Pretty much anyone with an internet capable phone will tell you that accessing the web on a mobile device is nothing like using a PC. Many websites do not view properly or do not display certain items. If the site has frames, you can pretty much count on scrolling through the site for far longer than you care to. Who is to blame? Most of the onus gets put on the network itself and underlying technology. Different carriers using different handsets with different operating systems. Sounds like a problem. If you head over to a CNet article “Google Must Woo Mobile App Developers”, you’ll find that some are expecting the problem to worsen.
“Right now, Android just adds to the headache of developing different versions of our applications for different operating systems,” said Kay Johansson, CTO of MobiTV. “It will be just another platform we have to support. I think for the Google platform to really be a game-changer it’s going to have to offer more than just an open-source operating system for a mobile phone. It will have to create mobile Internet devices that happen to make phone calls.”
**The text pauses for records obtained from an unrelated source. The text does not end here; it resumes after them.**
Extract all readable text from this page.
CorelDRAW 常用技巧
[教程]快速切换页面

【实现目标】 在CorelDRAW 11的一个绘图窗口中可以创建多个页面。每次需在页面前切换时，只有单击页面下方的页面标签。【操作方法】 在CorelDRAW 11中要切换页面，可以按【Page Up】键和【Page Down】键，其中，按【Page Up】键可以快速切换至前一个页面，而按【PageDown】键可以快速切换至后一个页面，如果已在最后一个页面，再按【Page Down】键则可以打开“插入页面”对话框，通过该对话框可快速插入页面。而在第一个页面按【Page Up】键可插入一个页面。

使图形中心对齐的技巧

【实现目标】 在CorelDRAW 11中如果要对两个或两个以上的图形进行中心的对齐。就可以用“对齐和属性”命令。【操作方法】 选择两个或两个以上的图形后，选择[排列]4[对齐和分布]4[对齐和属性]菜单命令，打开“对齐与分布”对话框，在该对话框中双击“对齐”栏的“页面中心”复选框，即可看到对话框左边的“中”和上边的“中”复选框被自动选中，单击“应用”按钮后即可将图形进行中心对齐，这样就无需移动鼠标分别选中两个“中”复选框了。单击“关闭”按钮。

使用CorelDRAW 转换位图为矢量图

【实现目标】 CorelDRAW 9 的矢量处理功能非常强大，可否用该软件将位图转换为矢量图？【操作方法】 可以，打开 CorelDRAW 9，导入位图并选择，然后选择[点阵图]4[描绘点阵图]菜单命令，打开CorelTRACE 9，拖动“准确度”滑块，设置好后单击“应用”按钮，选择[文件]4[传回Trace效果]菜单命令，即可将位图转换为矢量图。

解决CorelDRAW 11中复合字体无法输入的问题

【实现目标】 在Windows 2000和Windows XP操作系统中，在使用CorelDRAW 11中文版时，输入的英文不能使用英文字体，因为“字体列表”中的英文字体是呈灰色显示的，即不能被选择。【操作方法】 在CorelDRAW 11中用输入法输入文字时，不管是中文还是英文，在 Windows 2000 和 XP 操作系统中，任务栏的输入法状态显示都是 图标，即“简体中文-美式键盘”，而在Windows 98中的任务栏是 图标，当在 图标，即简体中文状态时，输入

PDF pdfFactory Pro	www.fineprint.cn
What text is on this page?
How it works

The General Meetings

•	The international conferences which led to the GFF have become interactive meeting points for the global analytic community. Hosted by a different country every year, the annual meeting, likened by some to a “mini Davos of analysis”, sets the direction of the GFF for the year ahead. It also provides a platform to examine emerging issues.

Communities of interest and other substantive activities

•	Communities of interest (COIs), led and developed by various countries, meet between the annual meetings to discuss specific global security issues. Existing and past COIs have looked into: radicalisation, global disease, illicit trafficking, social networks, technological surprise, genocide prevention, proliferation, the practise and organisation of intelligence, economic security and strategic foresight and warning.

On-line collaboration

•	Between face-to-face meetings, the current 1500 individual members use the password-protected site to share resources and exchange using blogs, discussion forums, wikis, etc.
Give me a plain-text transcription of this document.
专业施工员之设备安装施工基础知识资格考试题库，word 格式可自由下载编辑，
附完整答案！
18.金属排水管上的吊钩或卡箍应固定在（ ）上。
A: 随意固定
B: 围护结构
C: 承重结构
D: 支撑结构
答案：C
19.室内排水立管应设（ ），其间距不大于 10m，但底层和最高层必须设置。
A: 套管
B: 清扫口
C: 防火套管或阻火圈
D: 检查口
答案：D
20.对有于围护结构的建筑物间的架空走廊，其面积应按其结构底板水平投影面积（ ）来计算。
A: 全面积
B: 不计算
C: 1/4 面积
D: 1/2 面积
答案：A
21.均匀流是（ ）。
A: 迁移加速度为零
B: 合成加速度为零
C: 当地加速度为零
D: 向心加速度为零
Is this a knee-jerk reaction? Only time will tell. It’s certainly not a new problem to face though. For years now, application developers have been writing multiple versions of one application to port onto hundreds of handsets. This costs time and money that gets passed on to the carrier, and ultimately, the end user. How will Android and the OHA address this? Will they end up being forced to create their own line of handsets? I believe once the SDK’s are released next week, the industry will get a feel for how easy (or hard) it will be to make the next leap in mobile applications.
There are those who think that Google is the right company with the right expertise to institute the much needed changes. While details of the Android platform haven’t been made public yet, some believe Google will incorporate its advertising technology into handsets. Much like Adsense and AdWords are doing for businesses now, this model could help to subsidize the cost of devices and services, providing incentives for carriers to offer Android phones. Do not be surprised to see other carrier jump on the bandwagon when T-Mobile is rolling out GSM phones at a much lower price than AT&T.
“If a carrier can sell a $5-a-month service for an Android phone, how could another carrier offering its own service for $30 a month compete?” said Iain Gillott, founder of iGillott Research. “They can’t. They’ll be forced to offer Android phones too. The economics are what will ultimately drive adoption,” he said.